As with Saturday's aborted countdown, the flight control team must launch the rocket on time, directly into the plane of the space station's orbit, to pull off the long-awaited rendezvous and docking. If the countdown is interrupted or held up for any reason, the flight will slip to Friday.

This will be SpaceX's second Dragon test flight -- the third for the Falcon 9 rocket -- but the first to go all the way to the International Space Station. SpaceX holds a $1.6 billion contract with NASA to launch at least 12 unmanned cargo missions to the lab complex, but only after test flights confirm the safety and reliability of the rocket and cargo capsule.

The test flights are being carried out under a contract valued at up to $396 million. Three missions originally were planned, but after a successful test flight in December 2010, SpaceX convinced NASA to combine the second and third tests into a single mission.

As a result, the Dragon scheduled for launch tomorrow will spend much of the day Thursday carrying out maneuvers near the station to test the craft's flight control computers and navigation systems, and to check out the critical communications link between the station crew and the spacecraft.

If all of that goes well -- work originally planned for the second of the three initial proposed test flights -- SpaceX flight controllers will attempt the final phases of the rendezvous on Friday to complete the objectives of the third test flight, guiding the craft to a point within about 30 feet of the space station. At that point, flight engineer Donald Pettit, operating the station's robot arm, will lock onto the cargo capsule just after 8 a.m. and guide it to a berthing at the Earth-facing port of the forward Harmony module.

"This is a fairly challenging mission, putting all those objectives together," said Mike Horkachuck, SpaceX project executive for NASA. "But we've done a lot of work with SpaceX and our mission ops teams are both coordinating very well and we believe we've got a good chance of meeting all those objectives with this flight."

The station crew plans to open hatches leading into the Dragon capsule on Saturday to begin unloading about 1,500 pounds of equipment and supplies. Assuming an on-time launch and successful berthing, the spacecraft will be unloaded and detached from the station on May 31 and guided to a parachute-assisted splashdown in the Pacific Ocean off the coast of California.

SpaceX originally hoped to launch the mission in early February, but the flight was repeatedly delayed, primarily to give engineers additional time to make sure the flight software was ready for action.
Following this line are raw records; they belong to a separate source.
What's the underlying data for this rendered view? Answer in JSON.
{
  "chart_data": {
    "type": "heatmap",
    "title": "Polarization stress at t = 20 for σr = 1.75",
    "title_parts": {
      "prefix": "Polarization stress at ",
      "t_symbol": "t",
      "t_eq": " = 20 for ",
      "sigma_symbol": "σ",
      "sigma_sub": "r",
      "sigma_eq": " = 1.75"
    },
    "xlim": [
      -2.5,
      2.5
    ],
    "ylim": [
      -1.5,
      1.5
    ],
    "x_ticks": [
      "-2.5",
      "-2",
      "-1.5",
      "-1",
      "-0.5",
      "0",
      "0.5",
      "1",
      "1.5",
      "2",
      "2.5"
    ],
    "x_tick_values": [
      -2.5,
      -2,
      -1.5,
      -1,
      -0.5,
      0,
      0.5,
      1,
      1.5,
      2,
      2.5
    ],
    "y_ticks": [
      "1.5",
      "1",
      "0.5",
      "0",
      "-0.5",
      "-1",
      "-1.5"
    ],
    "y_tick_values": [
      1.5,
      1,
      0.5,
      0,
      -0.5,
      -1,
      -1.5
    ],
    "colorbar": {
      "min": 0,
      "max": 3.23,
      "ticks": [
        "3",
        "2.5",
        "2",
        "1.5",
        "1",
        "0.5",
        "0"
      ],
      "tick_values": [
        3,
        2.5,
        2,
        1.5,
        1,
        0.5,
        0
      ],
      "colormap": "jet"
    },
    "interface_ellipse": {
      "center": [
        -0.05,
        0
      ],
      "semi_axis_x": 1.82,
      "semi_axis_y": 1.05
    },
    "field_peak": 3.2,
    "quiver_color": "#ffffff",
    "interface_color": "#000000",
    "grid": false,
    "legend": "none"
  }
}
During the first actual launch attempt Saturday, the countdown ticked smoothly to zero and all nine first-stage engines ignited and throttled up for liftoff. But at the last instant -- just a half-second before the Falcon 9 was to be released from the pad -- increasing pressure in engine No. 5's combustion chamber triggered a computer-ordered abort.

"During rigorous inspections of the engine, SpaceX engineers discovered a faulty check valve on the Merlin engine," SpaceX said in a statement. "The failed valve was replaced on Saturday and after thorough analysis the vehicle has been cleared for launch."